Cada otoño el joven escribía un relato, lo comenzaba el día de Todos
los Santos y lo finalizaba el de la Inmaculada. Aunque lo redactaba
prácticamente de un tirón, posteriormente lo revisaba y lo corregía una y otra
vez, así hasta el día en que finalizaba el plazo para presentarlo a un concurso
literario que organizaba un diario local. Todas sus narraciones tenían el mismo
argumento, un joven salía la mañana del día de Nochebuena a pasear y, siempre
de modo parecido, encontraba a una chica de la que quedaba inmediatamente
enamorado.
Un año, el protagonista del relato entró en una
librería y preguntó: —¿Tienen Too Much Happiness?. —Claro que sí,
la colección de relatos de Alice Munro, respondió la joven librera, —¿la
quieres en inglés o en castellano, en tapa dura o en edición de bolsillo?. Mientras
pagaba, ambos intercambiaban ingeniosas ocurrencias literarias, descubrían
afinidades y quedaban para tomar un café después del cierre de la librería.
En otro relato un joven entraba en una
peluquería, se sentaba en un sillón libre y, mirando fijamente a la peluquera a
través del espejo, le pedía que le dejara un flequillo como el de Jeremy Irons
en Retorno a Brideshead, ella respondía que le encantaba esa
serie, que la tenía en DVD y la había visto infinidad de veces. Mientras ella
le cortaba el pelo hablaban de sus actores británicos preferidos, de Kenneth
Branagh, del cine francés, de la Nouvelle vague... Antes de marcharse se citaban para el siguiente sábado por
la tarde para ver una película del ciclo de Éric Rohmer que proyectaban en la
Filmoteca.
El joven escritor
esperaba al día de Nochebuena y, entonces, imitando a su personaje, salía a la
calle y procuraba que sucediera en su vida lo que había escrito en su relato.

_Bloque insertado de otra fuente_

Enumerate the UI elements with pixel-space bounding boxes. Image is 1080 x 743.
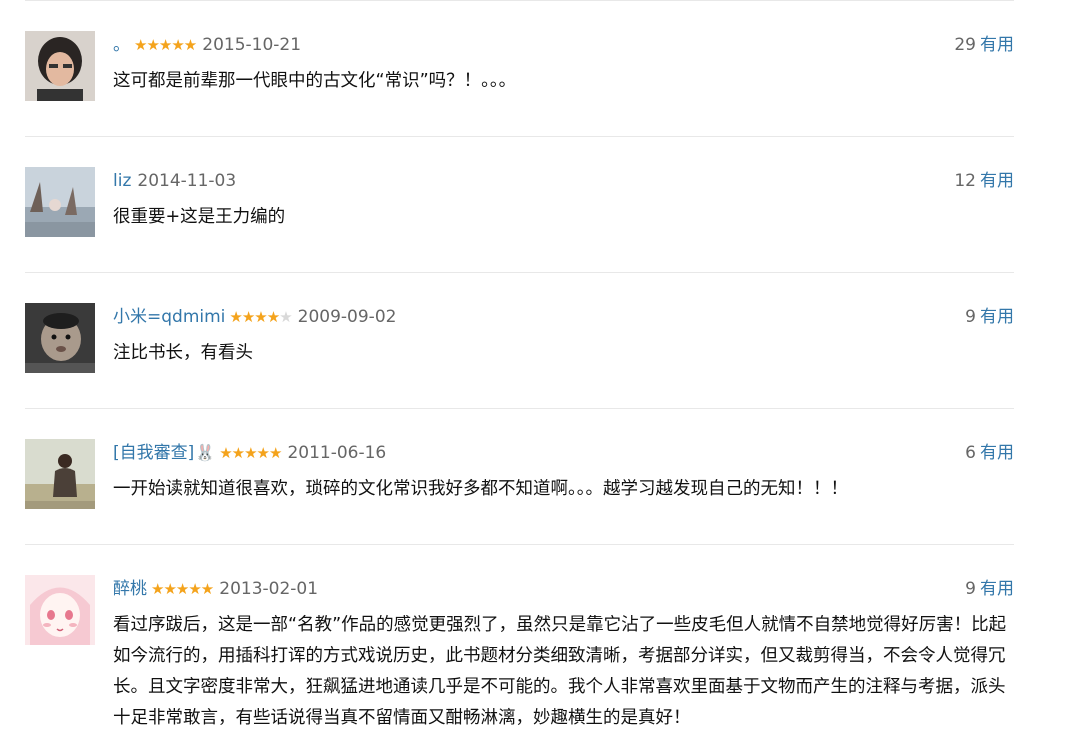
- rating-stars: ★★★★★: [151, 580, 214, 598]
- top-divider: [25, 0, 1014, 1]
- review-text: 注比书长，有看头: [113, 343, 253, 363]
- review-date: 2009-09-02: [297, 307, 397, 327]
- review-divider: [25, 136, 1014, 137]
- review-meta: 醉桃 ★★★★★ 2013-02-01: [113, 577, 318, 601]
- useful-button[interactable]: 有用: [980, 307, 1014, 327]
- review-date: 2013-02-01: [219, 579, 319, 599]
- useful-button[interactable]: 有用: [980, 171, 1014, 191]
- useful-vote: 12 有用: [954, 169, 1014, 193]
- review-meta: 。 ★★★★★ 2015-10-21: [113, 33, 301, 57]
- review-text: 很重要+这是王力编的: [113, 207, 286, 227]
- useful-vote: 29 有用: [954, 33, 1014, 57]
- review-meta: [自我審查]🐰 ★★★★★ 2011-06-16: [113, 441, 386, 465]
- review-date: 2011-06-16: [287, 443, 387, 463]
- review-meta: 小米=qdmimi ★★★★★ 2009-09-02: [113, 305, 396, 329]
- useful-count: 6: [965, 443, 976, 463]
- useful-count: 12: [954, 171, 976, 191]
- useful-count: 9: [965, 579, 976, 599]
- useful-vote: 9 有用: [965, 305, 1014, 329]
- useful-button[interactable]: 有用: [980, 35, 1014, 55]
- username-link[interactable]: 醉桃: [113, 579, 147, 599]
- username-link[interactable]: 小米=qdmimi: [113, 307, 225, 327]
- rating-stars: ★★★★★: [134, 36, 197, 54]
- review-text: 这可都是前辈那一代眼中的古文化“常识”吗？！。。。: [113, 71, 517, 91]
- review-item: 醉桃 ★★★★★ 2013-02-01 9 有用 看过序跋后，这是一部“名教”作品的感…: [25, 575, 1014, 743]
- rating-stars: ★★★★★: [229, 308, 292, 326]
- review-text: 一开始读就知道很喜欢，琐碎的文化常识我好多都不知道啊。。。越学习越发现自己的无知…: [113, 479, 848, 499]
- useful-button[interactable]: 有用: [980, 443, 1014, 463]
- useful-vote: 6 有用: [965, 441, 1014, 465]
- avatar[interactable]: [25, 167, 95, 237]
- review-divider: [25, 272, 1014, 273]
- rabbit-icon: 🐰: [195, 443, 216, 462]
- avatar[interactable]: [25, 439, 95, 509]
- review-item: 。 ★★★★★ 2015-10-21 29 有用 这可都是前辈那一代眼中的古文化“常识…: [25, 31, 1014, 111]
- review-item: [自我審查]🐰 ★★★★★ 2011-06-16 6 有用 一开始读就知道很喜欢，琐碎…: [25, 439, 1014, 519]
- avatar[interactable]: [25, 31, 95, 101]
- review-date: 2015-10-21: [202, 35, 302, 55]
- useful-vote: 9 有用: [965, 577, 1014, 601]
- review-divider: [25, 408, 1014, 409]
- username-link[interactable]: liz: [113, 171, 131, 191]
- avatar[interactable]: [25, 303, 95, 373]
- review-divider: [25, 544, 1014, 545]
- rating-stars: ★★★★★: [219, 444, 282, 462]
- useful-count: 9: [965, 307, 976, 327]
- review-meta: liz 2014-11-03: [113, 169, 236, 193]
- useful-count: 29: [954, 35, 976, 55]
- review-item: liz 2014-11-03 12 有用 很重要+这是王力编的: [25, 167, 1014, 247]
- review-date: 2014-11-03: [137, 171, 237, 191]
- review-text: 看过序跋后，这是一部“名教”作品的感觉更强烈了，虽然只是靠它沾了一些皮毛但人就情…: [113, 615, 1007, 728]
- useful-button[interactable]: 有用: [980, 579, 1014, 599]
- review-item: 小米=qdmimi ★★★★★ 2009-09-02 9 有用 注比书长，有看头: [25, 303, 1014, 383]
- avatar[interactable]: [25, 575, 95, 645]
- username-link[interactable]: [自我審查]🐰: [113, 443, 215, 463]
- username-link[interactable]: 。: [113, 35, 130, 55]
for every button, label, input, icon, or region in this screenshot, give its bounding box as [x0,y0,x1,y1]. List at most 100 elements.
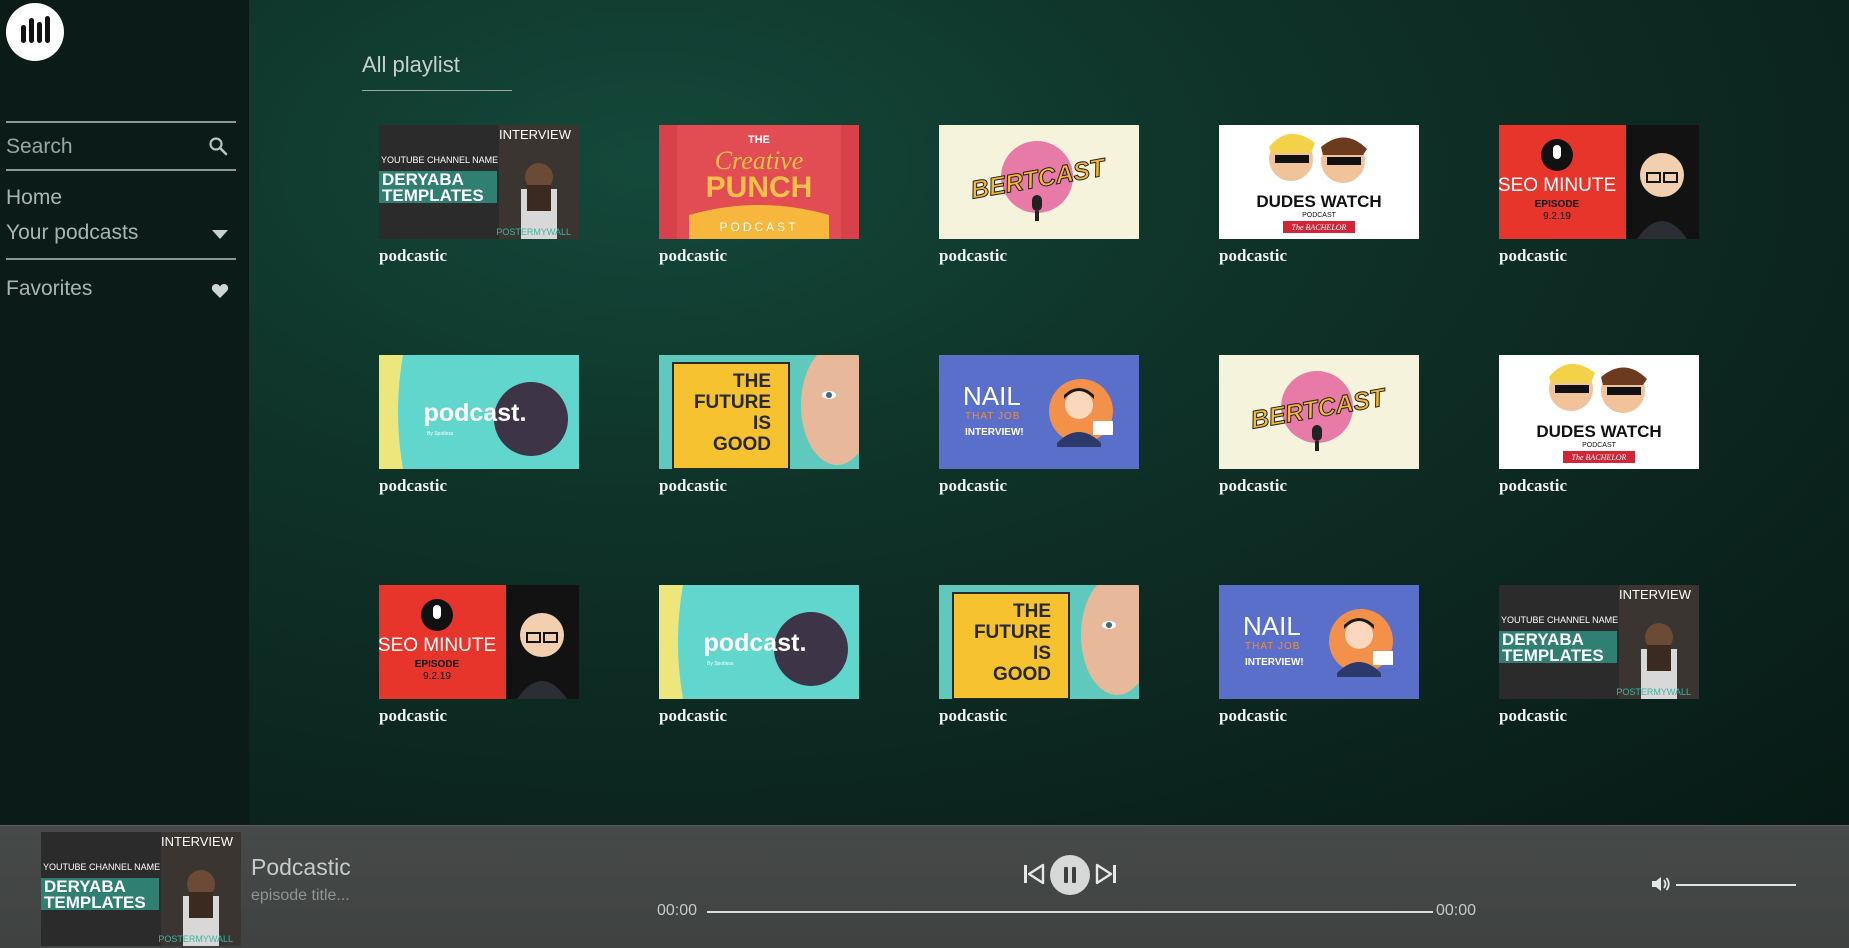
podcast-cover-image[interactable]: podcast. By Spotless [379,355,579,469]
svg-text:INTERVIEW: INTERVIEW [499,127,572,142]
svg-text:The BACHELOR: The BACHELOR [1292,223,1347,232]
pause-icon [1064,867,1076,883]
podcast-card[interactable]: podcast. By Spotless podcastic [379,355,579,496]
podcast-card-title[interactable]: podcastic [939,476,1139,496]
podcast-card-title[interactable]: podcastic [379,476,579,496]
svg-text:POSTERMYWALL: POSTERMYWALL [1616,687,1691,697]
svg-text:PUNCH: PUNCH [706,171,813,204]
volume-slider[interactable] [1676,884,1796,886]
progress-bar[interactable] [707,911,1433,913]
podcast-cover-image[interactable]: THE Creative PUNCH PODCAST [659,125,859,239]
podcast-card-title[interactable]: podcastic [1219,706,1419,726]
svg-text:INTERVIEW: INTERVIEW [1619,587,1692,602]
podcast-cover-image[interactable]: BERTCAST [1219,355,1419,469]
speaker-icon[interactable] [1651,875,1671,893]
podcast-cover-image[interactable]: BERTCAST [939,125,1139,239]
nav-favorites[interactable]: Favorites [6,277,236,301]
nav-divider [6,258,236,260]
podcast-cover-image[interactable]: THE FUTURE IS GOOD [659,355,859,469]
svg-text:FUTURE: FUTURE [694,392,771,413]
podcast-card-title[interactable]: podcastic [379,706,579,726]
svg-text:PODCAST: PODCAST [1582,442,1617,449]
equalizer-logo-icon[interactable] [6,3,64,61]
podcast-cover-image[interactable]: podcast. By Spotless [659,585,859,699]
podcast-card-title[interactable]: podcastic [939,706,1139,726]
nav-home-label: Home [6,186,63,209]
podcast-card[interactable]: DUDES WATCH PODCAST The BACHELOR podcast… [1499,355,1699,496]
svg-text:EPISODE: EPISODE [415,659,460,670]
nav-your-podcasts-label: Your podcasts [6,221,139,244]
svg-text:FUTURE: FUTURE [974,622,1051,643]
caret-down-icon[interactable] [212,230,228,240]
svg-text:PODCAST: PODCAST [1302,212,1337,219]
svg-text:YOUTUBE CHANNEL NAME: YOUTUBE CHANNEL NAME [1501,615,1618,625]
podcast-cover-image[interactable]: DUDES WATCH PODCAST The BACHELOR [1219,125,1419,239]
podcast-card-title[interactable]: podcastic [1219,246,1419,266]
podcast-card[interactable]: THE FUTURE IS GOOD podcastic [659,355,859,496]
podcast-cover-image[interactable]: NAIL THAT JOB INTERVIEW! [939,355,1139,469]
svg-text:THE: THE [733,371,771,392]
search-input[interactable] [6,134,196,160]
podcast-card[interactable]: INTERVIEW YOUTUBE CHANNEL NAME DERYABA T… [379,125,579,266]
podcast-card[interactable]: INTERVIEW YOUTUBE CHANNEL NAME DERYABA T… [1499,585,1699,726]
podcast-card-title[interactable]: podcastic [659,476,859,496]
podcast-card-title[interactable]: podcastic [939,246,1139,266]
player-bar: INTERVIEW YOUTUBE CHANNEL NAME DERYABA T… [0,825,1849,948]
svg-text:PODCAST: PODCAST [719,220,798,234]
now-playing-episode: episode title... [251,887,350,904]
podcast-card[interactable]: NAIL THAT JOB INTERVIEW! podcastic [939,355,1139,496]
podcast-card[interactable]: podcast. By Spotless podcastic [659,585,859,726]
podcast-cover-image[interactable]: INTERVIEW YOUTUBE CHANNEL NAME DERYABA T… [1499,585,1699,699]
skip-previous-icon[interactable] [1022,862,1046,886]
heart-icon[interactable] [211,283,229,299]
svg-text:NAIL: NAIL [963,381,1021,411]
podcast-card-title[interactable]: podcastic [1499,246,1699,266]
podcast-card-title[interactable]: podcastic [659,706,859,726]
nav-your-podcasts[interactable]: Your podcasts [6,221,236,245]
svg-text:YOUTUBE CHANNEL NAME: YOUTUBE CHANNEL NAME [43,862,160,872]
podcast-card-title[interactable]: podcastic [1499,476,1699,496]
duration: 00:00 [1436,902,1477,919]
podcast-cover-image[interactable]: DUDES WATCH PODCAST The BACHELOR [1499,355,1699,469]
podcast-card[interactable]: BERTCAST podcastic [939,125,1139,266]
svg-text:By Spotless: By Spotless [707,661,734,667]
svg-text:POSTERMYWALL: POSTERMYWALL [158,934,233,944]
page-title: All playlist [362,52,512,91]
svg-text:IS: IS [753,413,771,434]
podcast-card-title[interactable]: podcastic [1499,706,1699,726]
svg-text:GOOD: GOOD [993,664,1051,685]
podcast-cover-image[interactable]: THE FUTURE IS GOOD [939,585,1139,699]
podcast-card-title[interactable]: podcastic [1219,476,1419,496]
svg-text:podcast.: podcast. [424,399,527,427]
svg-text:THE: THE [1013,601,1051,622]
now-playing-title: Podcastic [251,854,351,880]
svg-text:SEO MINUTE: SEO MINUTE [1499,175,1616,196]
podcast-cover-image[interactable]: NAIL THAT JOB INTERVIEW! [1219,585,1419,699]
podcast-card-title[interactable]: podcastic [659,246,859,266]
podcast-cover-image[interactable]: INTERVIEW YOUTUBE CHANNEL NAME DERYABA T… [379,125,579,239]
podcast-card[interactable]: SEO MINUTE EPISODE 9.2.19 podcastic [379,585,579,726]
svg-text:TEMPLATES: TEMPLATES [382,186,484,205]
svg-text:The BACHELOR: The BACHELOR [1572,453,1627,462]
podcast-card[interactable]: SEO MINUTE EPISODE 9.2.19 podcastic [1499,125,1699,266]
podcast-card[interactable]: BERTCAST podcastic [1219,355,1419,496]
svg-text:SEO MINUTE: SEO MINUTE [379,635,496,656]
svg-text:IS: IS [1033,643,1051,664]
podcast-card[interactable]: DUDES WATCH PODCAST The BACHELOR podcast… [1219,125,1419,266]
nav-favorites-label: Favorites [6,277,93,300]
podcast-card-title[interactable]: podcastic [379,246,579,266]
nav-home[interactable]: Home [6,186,62,210]
skip-next-icon[interactable] [1094,862,1118,886]
podcast-card[interactable]: THE Creative PUNCH PODCAST podcastic [659,125,859,266]
now-playing-artwork[interactable]: INTERVIEW YOUTUBE CHANNEL NAME DERYABA T… [41,832,241,946]
podcast-cover-image[interactable]: SEO MINUTE EPISODE 9.2.19 [379,585,579,699]
svg-text:NAIL: NAIL [1243,611,1301,641]
podcast-card[interactable]: THE FUTURE IS GOOD podcastic [939,585,1139,726]
search-icon[interactable] [208,136,228,156]
svg-text:podcast.: podcast. [704,629,807,657]
svg-text:9.2.19: 9.2.19 [423,671,451,682]
svg-text:TEMPLATES: TEMPLATES [1502,646,1604,665]
podcast-cover-image[interactable]: SEO MINUTE EPISODE 9.2.19 [1499,125,1699,239]
play-pause-button[interactable] [1050,855,1090,895]
podcast-card[interactable]: NAIL THAT JOB INTERVIEW! podcastic [1219,585,1419,726]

El año de la joven librera estuvo a punto de desistir, porque al frente de las librerías
sólo encontraba hombres o mujeres demasiado mayores. Al final entró en una gran
librería, de esas con mucho personal todos vestidos con idéntica indumentaria. —¿Tienen
la última novela de John Connolly?, preguntó a la dependienta que le pareció
mas atractiva, ella se dio la vuelta y sin dirigirle una palabra se alejó
diligente hacia unos anaqueles cercanos, cogió un libro y se lo ofreció. —Esta
es de Michael Connelly, dijo apesadumbrado el joven mientras examinaba el
ejemplar. —¿Y no es el mismo?, repuso la joven, y con cierta altivez le
amonestó: pues le advierto una cosa, este tío es de los que más venden. El
joven le devolvió el libro, le dio unas mustias gracias y se marchó abatido.
El año de la
peluquera no fue mucho mejor, se dirigió a un rutilante negocio del centro, de
esas que te cobran por un corte de pelo como si el mismo Brancusi esculpiera
uno de sus pájaros en tu cabeza. A la peluquera le pidió que le dejara el
cabello ondulado, como el de Tadzio en Muerte en Venecia. —Es que
esta noche tengo un concierto de Malher, dijo el joven intentando parecer
ingenioso —¡Males y muerte en no sé dónde!, este tío no está bien de la
cabeza, oyó el joven murmurar a la peluquera mientras ella se dirigía a un
apartado. Una señora con aire de autoridad se acercó al joven y, amablemente
pero con firmeza, le indicó que esa mañana estaban muy cargados de trabajo y
que, lamentándolo mucho, no podrían atenderle.
Por eso, después de
varios años de desengaño decidió cambiar su estrategia literario-seductora.
Este año fue a una papelería especializada en diversos tipos de papel y se
compró un pliego de tamaño A4 en papel verjurado de 100 gramos. Era su papel
preferido para escribir con la estilográfica, la tinta era absorbida con
delicadeza dejando aparecer una caligrafía nítida y bella. Al llegar a casa lo
introdujo en la carpeta donde tenía guardados los relatos de años anteriores
tal y como lo había comprado, sin un solo trazo. Ese sería su relato este año,
una hoja en blanco. —Relato en blanco sobre papel blanco, el nuevo Malevich
de la literatura, exclamó el joven bromeando consigo mismo.
La mañana del día de
Nochebuena salió como era su costumbre, pero esta vez sin guión establecido.
Paseó sorteando la nieve que había caído la noche anterior, eligiendo las calles
al azar, y a eso del mediodía se sentó a leer un nuevo libro en una terraza con
estufas en la calle, junto al Jardín Botánico.
De la cafetería
salió una chica joven para atenderlo, se acercó y le tendió la mano. —Hola,
me llamo Clara. El joven pensó que quizás en ese momento comenzaba su historia
no escrita. El libro que aún no había comenzado a leer era Ocho Noches Blancas.